I focus far more of my energy on doing things right and making sites good. To be completely honest, I really only consider the algorithm when I hear around the grapevine that it's changing and could possibly negatively affect me, and it really hasn't so far.
Maybe that's just me.
I really enjoyed this post. I've often wondered how SEO would have been changed without the Sandbox update. Right up until then optimizers were able to pitch a client on a new site and deliver (fast or your order is free!). I think that the sandbox took a while for many SEOs to come to terms with and probably helped darken the dubious cloud that already surrounded the industry when so many contracts were unfulfilled.
I totally agree with you that working across many sites helps you see a larger picture of what works. It is interesting how certain tactics work much better in specific niches.
I think that A/B nonsense tests are fun to study as well (though I've seen conclusions drawn that are not very relevant to real sites).
I will say that it is possible to practice SEO today without giving much thought to algorighms. You could follow a list of best practices and still be successful to some degree -- but you would be a really boring person!
Personal testing is everything. A lot of people's tests will yield different results depending on different variables so you have to go with what works for you, not what works for someone else. Great post.
I think what Rand is trying to get at is this; if you're going to bill yourself as a GM Certified mechanic, you best be working on a few GMs a day.I think judd.exeley and BottomTurn got it right. SEO is only a small part of a much-larger job description.Thanks for the checklist of sites to visit weekly.Much Appreciated,
Rand, awesome information and resources.
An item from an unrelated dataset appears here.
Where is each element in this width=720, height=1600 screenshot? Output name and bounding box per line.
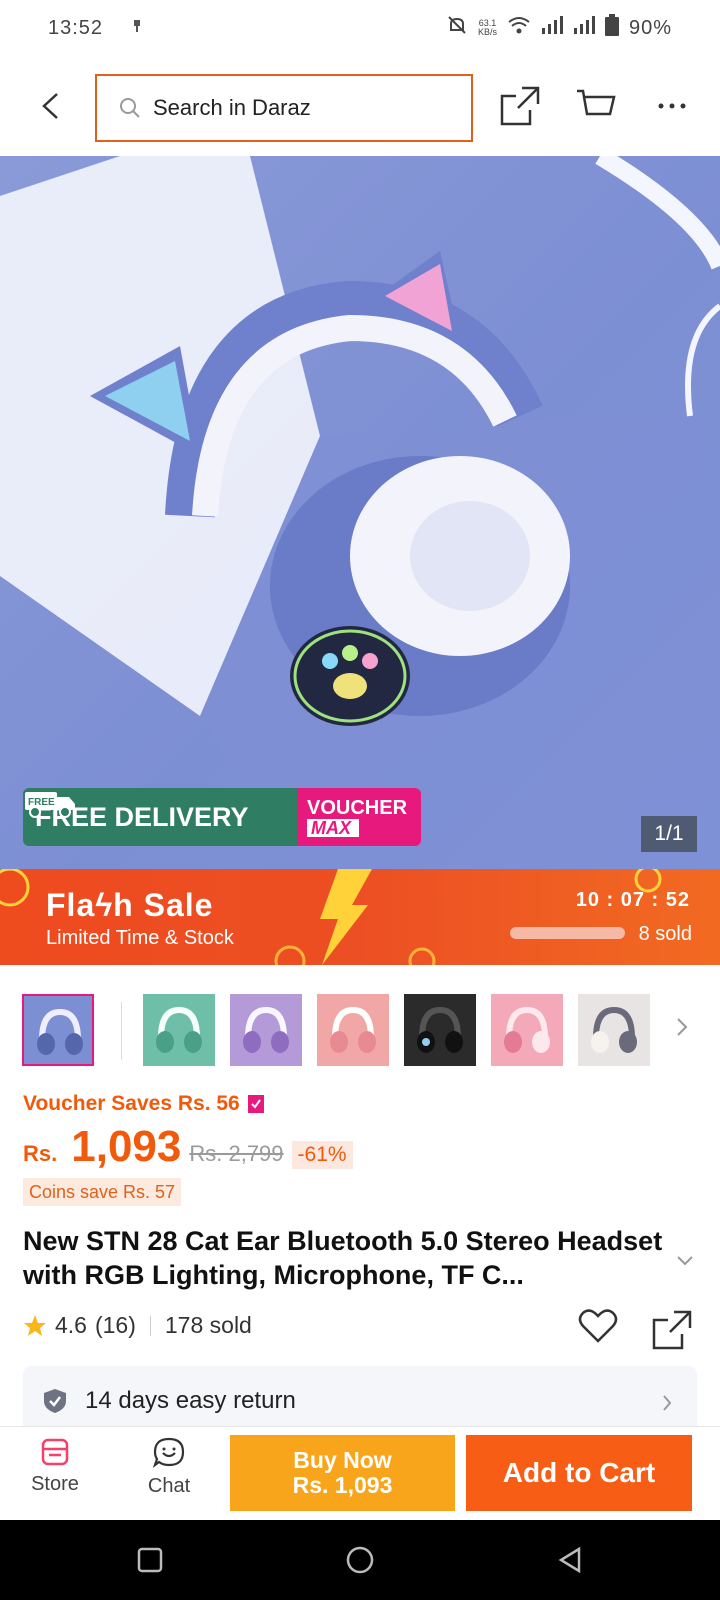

I'm still learning this stuff but at an even more exponential rate thanks to your site and other like Aaron Wall etc.
I think along with the a/b testing one of the most important thing is to have several live sites in different niches that will react differently to changes in the way search engines do things, sometimes flagging results. I'm also learning when things just don't work.
for example, i was at a friend's place who had limited computer/internet access, so I made a craigslist ad for him on my iphone, after taking pictures of what he was selling with it. Turns out that you can't upload images to craigslist with the iPhone (unless you did something custom) as it is. It simply doesn't have the option to upload the file on the site. - i just used a yahoo account and the imac that was available on dialup to finish the now lenghty process, but these things are all emerging and its good to figure out what does and doesn't work on your own.
I'll be reading more often now.
Aaron (Kronis) - Wpromote SEO
Really great article. I'd like to here more about comment spamming, though.
Rand, Thanks for the trip down memory lane. Elicits fond memories of the easier days.
As Google continues to apply their boundless resources toward eliminating any manipulative practices, I often think the energies spent trying to garner a fleeting moment of free SERP traffic may be better spent procuring better paid traffic. After all, PPC is where the Big G wants you to be.
Great post, thanks Rand.
"...calculating keyword-based relevance..."
Do you not think that the search engines might know something about this already? Especially for common searches? Or are you talking about relevance to the other independent factors?
Also I've heard that a lot of Python is used at google. Do you know if this is true?
Thanks Rand for the post,
Tom
From what I understand, Python is one of three languages at Google along with JAVA and C++ .
Thanks Rand, that's top priority for us SEO's, we must know how search technology and their algos evolve.
aside from knowing how the algorithm evolves, we must also learn how to adapt thru the changes made on SEs systems
This is possibly the single-dumbest comment I have ever read. I would prefer to punch your face, but due to the limitations of the internet... I will settle for thumbing you down.